This project was created at my University for my Artificial Intelligence and Machine Learning module, where I collaborated with a team of four members to create supervised machine learning algorithms for predicting spectral classes based on a given dataset. Each team member was responsible for developing a distinct algorithm model suited to our dataset. I chose to implement a logistic regression algorithm for this purpose. We used Python, along with libraries such as Scikit-learn for machine learning, Pandas for data manipulation, and Seaborn/Matplotlib for data visualization. Our dataset comprised 17 features and 100,000 observations, representing real-world data related to stellar classification.
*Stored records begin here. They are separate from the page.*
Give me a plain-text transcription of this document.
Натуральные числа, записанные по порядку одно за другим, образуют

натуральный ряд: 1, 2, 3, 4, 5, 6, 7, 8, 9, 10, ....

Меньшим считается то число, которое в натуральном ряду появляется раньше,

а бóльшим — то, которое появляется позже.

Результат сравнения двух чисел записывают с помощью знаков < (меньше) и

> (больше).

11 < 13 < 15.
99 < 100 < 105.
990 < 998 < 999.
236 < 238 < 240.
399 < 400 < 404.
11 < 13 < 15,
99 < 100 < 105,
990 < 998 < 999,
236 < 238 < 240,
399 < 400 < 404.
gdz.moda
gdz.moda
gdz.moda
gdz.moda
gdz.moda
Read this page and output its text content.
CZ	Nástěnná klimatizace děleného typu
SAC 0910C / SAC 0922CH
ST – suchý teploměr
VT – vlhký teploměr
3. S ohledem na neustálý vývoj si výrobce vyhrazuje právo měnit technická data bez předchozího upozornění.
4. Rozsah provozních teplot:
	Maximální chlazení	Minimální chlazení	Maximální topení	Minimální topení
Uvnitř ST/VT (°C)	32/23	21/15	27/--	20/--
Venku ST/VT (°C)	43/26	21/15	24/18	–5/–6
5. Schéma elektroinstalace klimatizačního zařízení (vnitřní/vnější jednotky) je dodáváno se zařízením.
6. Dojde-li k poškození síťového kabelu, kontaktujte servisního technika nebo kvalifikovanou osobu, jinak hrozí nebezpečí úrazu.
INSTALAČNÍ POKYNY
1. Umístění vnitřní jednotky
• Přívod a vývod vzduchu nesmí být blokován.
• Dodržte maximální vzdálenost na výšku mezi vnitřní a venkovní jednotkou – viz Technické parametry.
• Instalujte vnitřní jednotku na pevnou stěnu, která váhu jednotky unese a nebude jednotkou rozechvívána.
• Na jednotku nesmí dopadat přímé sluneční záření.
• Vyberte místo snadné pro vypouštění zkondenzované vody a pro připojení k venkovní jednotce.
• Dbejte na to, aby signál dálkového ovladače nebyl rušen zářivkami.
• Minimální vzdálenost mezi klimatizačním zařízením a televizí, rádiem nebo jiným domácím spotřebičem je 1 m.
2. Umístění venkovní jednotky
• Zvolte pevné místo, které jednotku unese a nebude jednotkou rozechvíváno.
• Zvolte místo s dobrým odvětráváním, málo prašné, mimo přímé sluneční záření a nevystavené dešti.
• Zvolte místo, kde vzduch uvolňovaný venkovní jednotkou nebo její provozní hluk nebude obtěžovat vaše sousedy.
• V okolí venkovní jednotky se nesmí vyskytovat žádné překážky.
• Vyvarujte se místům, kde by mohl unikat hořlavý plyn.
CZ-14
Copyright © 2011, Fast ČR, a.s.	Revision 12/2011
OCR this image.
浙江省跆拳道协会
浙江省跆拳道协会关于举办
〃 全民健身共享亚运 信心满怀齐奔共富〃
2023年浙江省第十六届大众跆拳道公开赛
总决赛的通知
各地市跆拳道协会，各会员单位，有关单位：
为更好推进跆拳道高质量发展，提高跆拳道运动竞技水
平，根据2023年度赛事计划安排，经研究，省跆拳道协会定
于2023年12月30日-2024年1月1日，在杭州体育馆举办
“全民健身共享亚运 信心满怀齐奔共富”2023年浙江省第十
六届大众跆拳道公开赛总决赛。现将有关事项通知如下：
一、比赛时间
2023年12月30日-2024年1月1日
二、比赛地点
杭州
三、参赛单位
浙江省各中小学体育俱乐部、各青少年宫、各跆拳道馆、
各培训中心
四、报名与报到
The goal was to predict the spectral class of each observation, which could be one of three possibilities: star, galaxy, or quasar. One of the 17 features served as the target variable for this supervised multiclass classification problem, establishing the ground truth for our models. We aimed to build and compare four different classification models to accurately predict the spectral class of each observation. Overall, it took the team around 2 months to complete as we had to also make a report with the algorithm. It was a very interesting and fun project. From it, I learned many new topics throughout this module involving Machine Learning with developing a supervised classification algorithm being logistic regression using libraries such as pandas, NumPy, and Scikit-Learn. As well as comparing it with other developed classification algorithms with graph visualization using libraries such as Matplotlib, Seaborn, and Yellowbrick.
features
- Algorithm was trained on a dataset which contains 17 features and 100,000 observations that represent real-world data for the concept of stellar classification where a spectral class is determined based on its characteristics.
- The ata pre-processing phase involved feature selection, data cleaning, data encoding, data scaling and data transformation.
- Techniques used involved random under sampling, normalization, IQR, feature dropping and dataset splitting.
- Algorithm was tested on both SEEN and UNSEEN data.